Trust me, Elizabeth has the ability to achieve, she has the want to achieve and she has the personality to make everyone like spending time with her.  But her dyspraxia makes it hard to do these things without some support, SOME support, not doing it for her, not taking away the chance to learn the skill, and not making her feel like she is a young child.  And trust me here as well, I am guilty as charged in the above crimes…I, too, am growing with Elizabeth.  Our family, is growing with Elizabeth.  The fact that we are growing and changing together means we can keep seeing these wonderful gains.  But everyone needs to be on the same “attitude page” and that is where the focus of our last meeting took us.

Good things come in some ugly wrappers sometimes…and the good of our shut down in September were these gifts I just discussed.

Seeing Elizabeth each morning, I remind myself of this next wonderful layer of Elizabeth we are now seeing and fostering. I too know ” It Is All About the Attitude”

This journey with our special children winds and winds and, as we all know, there are some very tough spots to climb, when you can’t see where to put your feet next but sometimes when you come to a place in the road that has quite the view, you simply glad you can take a moment to enjoy and for a bit to be glad you arrived.

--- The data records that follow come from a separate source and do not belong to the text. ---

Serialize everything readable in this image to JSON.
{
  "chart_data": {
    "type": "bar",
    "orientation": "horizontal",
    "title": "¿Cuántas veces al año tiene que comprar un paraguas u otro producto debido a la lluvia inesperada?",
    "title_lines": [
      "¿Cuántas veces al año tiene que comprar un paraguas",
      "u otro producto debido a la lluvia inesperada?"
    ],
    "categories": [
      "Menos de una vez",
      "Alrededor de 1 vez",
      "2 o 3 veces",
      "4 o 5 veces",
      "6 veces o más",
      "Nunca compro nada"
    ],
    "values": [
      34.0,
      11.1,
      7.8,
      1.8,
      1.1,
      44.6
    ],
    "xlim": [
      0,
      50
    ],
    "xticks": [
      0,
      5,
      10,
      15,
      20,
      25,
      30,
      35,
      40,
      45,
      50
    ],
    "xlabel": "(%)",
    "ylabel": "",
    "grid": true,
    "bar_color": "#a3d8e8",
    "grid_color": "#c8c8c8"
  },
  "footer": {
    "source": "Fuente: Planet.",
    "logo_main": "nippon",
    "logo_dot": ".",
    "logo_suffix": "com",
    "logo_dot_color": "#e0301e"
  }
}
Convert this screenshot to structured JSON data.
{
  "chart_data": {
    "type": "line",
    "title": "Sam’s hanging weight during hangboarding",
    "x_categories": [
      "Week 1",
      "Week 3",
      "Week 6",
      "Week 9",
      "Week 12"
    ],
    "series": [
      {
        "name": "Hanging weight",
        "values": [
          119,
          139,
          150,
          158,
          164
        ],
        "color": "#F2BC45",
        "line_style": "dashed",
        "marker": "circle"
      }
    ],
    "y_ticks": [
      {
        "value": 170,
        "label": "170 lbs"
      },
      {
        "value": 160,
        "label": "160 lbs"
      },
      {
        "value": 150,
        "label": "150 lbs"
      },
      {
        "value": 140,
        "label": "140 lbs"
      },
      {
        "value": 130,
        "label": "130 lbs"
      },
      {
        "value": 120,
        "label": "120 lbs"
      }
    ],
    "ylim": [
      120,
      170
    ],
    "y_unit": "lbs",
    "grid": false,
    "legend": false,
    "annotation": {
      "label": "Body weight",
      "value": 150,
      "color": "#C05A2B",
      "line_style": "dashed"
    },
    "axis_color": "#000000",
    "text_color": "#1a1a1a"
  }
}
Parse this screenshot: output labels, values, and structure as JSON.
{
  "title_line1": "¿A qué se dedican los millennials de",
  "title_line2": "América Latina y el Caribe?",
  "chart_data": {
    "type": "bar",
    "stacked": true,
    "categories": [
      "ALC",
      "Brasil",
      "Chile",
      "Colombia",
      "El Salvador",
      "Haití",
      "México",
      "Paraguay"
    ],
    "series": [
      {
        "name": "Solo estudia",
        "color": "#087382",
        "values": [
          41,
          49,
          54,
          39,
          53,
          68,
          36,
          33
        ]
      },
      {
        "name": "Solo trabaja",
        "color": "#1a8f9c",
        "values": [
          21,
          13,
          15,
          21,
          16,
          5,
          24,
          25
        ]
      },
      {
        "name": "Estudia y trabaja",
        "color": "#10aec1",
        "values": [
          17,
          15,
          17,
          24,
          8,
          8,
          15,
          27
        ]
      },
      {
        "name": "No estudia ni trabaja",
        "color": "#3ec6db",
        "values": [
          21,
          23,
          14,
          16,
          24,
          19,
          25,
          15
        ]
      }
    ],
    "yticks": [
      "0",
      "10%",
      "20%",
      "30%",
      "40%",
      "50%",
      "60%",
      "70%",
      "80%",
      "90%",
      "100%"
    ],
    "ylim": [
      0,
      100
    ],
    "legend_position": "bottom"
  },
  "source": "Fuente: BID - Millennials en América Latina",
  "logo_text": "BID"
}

I wish you all a peaceful week.


3 thoughts on “It Is All About the Attitude

  1. Yes, this resonates very much with me. i was thinking along these lines as I woke my G up this morning. Even making the bed is such a challenge for him executive function- and motor skills-wise. ut he’s got a pile of books next to his bed that could take over the house. And so many feelings…Oy.
    Anyhoo, thanks! Nice to feel understood and to have a shared experience on some level – and to share the highest hopes for our (growing up) babies.

  2. I would like to say that every day can go bad or good depending on how you think of it. I’m only 12 and had a similar experience when I was in fifth grade. I had moved to a new school because my old school closed and was combined with another school. Everyone said that the new school would be wonderful and it was a beautiful new building. But I felt terrible and lost. I almost felt like I didn’t remember anybody I had known before. I even forgot everything I learned. My new special ed teacher made me go back to the beginning in math and even gave me second-grade worksheets with cute pictures on them. Yuck! I wasn’t a baby. Now I try to make every day more liveable with my dyspraxia. It is not easy and my parents don’t always understand.